Location
- 23 Evans Road, Weymouth, Auckland 2103
- Coordinates: 37°02′48″S 174°51′56″E﻿ / ﻿37.046592°S 174.865615°E

Information
- Type: State Co-Ed Contributing (Year 1-6)
- Ministry of Education Institution no.: 1570
- Principal: Saane Faaofo-Oldehaver
- Enrollment: 405 (October 2025)
- Website: www.weymouthprimary.school.nz

= Weymouth Primary School =

School in Weymouth, New Zealand

Weymouth Primary School is a Primary School (years 1–6) in Weymouth, a suburb of South Auckland, New Zealand.

==History==

The first school in Weymouth was opened on 7 September 1891, at a site on Weymouth Road. It soon became the focal point for the Weymouth community, and was the site of major social events, including concerts and dances.

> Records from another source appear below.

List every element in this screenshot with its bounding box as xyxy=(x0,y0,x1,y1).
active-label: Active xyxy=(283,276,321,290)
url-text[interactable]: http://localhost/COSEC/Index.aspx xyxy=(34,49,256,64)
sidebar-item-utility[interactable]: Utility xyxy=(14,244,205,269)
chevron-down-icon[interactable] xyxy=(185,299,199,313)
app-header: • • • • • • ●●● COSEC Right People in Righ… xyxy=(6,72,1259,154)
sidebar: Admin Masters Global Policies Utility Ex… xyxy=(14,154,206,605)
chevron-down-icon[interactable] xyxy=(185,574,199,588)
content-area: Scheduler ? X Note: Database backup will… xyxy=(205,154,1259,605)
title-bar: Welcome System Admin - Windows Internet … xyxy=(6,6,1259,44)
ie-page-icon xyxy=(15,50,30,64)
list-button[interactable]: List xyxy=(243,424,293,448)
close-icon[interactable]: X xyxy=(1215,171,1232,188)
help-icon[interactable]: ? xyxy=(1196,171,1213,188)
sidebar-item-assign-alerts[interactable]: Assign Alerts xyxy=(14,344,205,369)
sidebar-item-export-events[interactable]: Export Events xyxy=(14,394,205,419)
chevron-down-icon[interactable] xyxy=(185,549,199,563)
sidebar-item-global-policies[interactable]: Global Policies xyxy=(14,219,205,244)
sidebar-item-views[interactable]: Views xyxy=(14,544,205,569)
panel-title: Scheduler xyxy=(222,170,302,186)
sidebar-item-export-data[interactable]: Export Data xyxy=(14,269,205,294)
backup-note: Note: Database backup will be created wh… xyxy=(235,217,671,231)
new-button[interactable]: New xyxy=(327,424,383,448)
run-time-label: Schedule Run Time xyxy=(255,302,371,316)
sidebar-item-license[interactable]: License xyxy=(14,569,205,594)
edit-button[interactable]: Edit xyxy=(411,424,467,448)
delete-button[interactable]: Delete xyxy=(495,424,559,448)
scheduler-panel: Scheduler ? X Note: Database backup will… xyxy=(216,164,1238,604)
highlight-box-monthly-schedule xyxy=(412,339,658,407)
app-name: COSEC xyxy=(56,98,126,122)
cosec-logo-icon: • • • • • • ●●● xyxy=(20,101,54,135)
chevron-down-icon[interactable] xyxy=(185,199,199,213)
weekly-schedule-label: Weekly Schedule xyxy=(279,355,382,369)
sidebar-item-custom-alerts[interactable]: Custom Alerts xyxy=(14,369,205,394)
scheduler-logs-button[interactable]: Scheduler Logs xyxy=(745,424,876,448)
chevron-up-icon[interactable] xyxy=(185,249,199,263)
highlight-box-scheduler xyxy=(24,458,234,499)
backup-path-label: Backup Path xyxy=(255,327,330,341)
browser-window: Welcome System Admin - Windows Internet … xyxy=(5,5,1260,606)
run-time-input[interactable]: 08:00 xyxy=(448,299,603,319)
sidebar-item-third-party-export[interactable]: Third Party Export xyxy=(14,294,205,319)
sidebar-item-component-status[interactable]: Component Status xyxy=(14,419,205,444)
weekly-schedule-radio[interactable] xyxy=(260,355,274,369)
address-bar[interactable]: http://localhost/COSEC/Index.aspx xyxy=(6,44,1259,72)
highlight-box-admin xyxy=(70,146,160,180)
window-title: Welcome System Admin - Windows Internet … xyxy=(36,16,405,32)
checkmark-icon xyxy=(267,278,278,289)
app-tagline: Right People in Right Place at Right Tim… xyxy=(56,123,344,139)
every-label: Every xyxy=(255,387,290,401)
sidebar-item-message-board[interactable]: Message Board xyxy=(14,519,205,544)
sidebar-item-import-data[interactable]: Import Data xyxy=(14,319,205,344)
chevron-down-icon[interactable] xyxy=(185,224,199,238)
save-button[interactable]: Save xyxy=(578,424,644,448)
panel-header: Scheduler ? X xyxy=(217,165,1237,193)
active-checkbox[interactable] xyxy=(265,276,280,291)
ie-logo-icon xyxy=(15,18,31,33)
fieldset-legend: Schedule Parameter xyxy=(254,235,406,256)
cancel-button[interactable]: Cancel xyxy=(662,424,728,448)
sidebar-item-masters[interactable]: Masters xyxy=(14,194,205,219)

In 1914, the All Saints Anglican Church hall was built adjacent to the site, and as the school grew, classes began to be held in the hall. In 1946, the Education Board closed the school due to overcrowding, and students were moved to central Manurewa schools.

By 1960, Weymouth had grown enough that a school was established again for the community, which opened on Evans Road.

Weymouth Primary School has a Māori language immersion unit, which caters for years 1–8.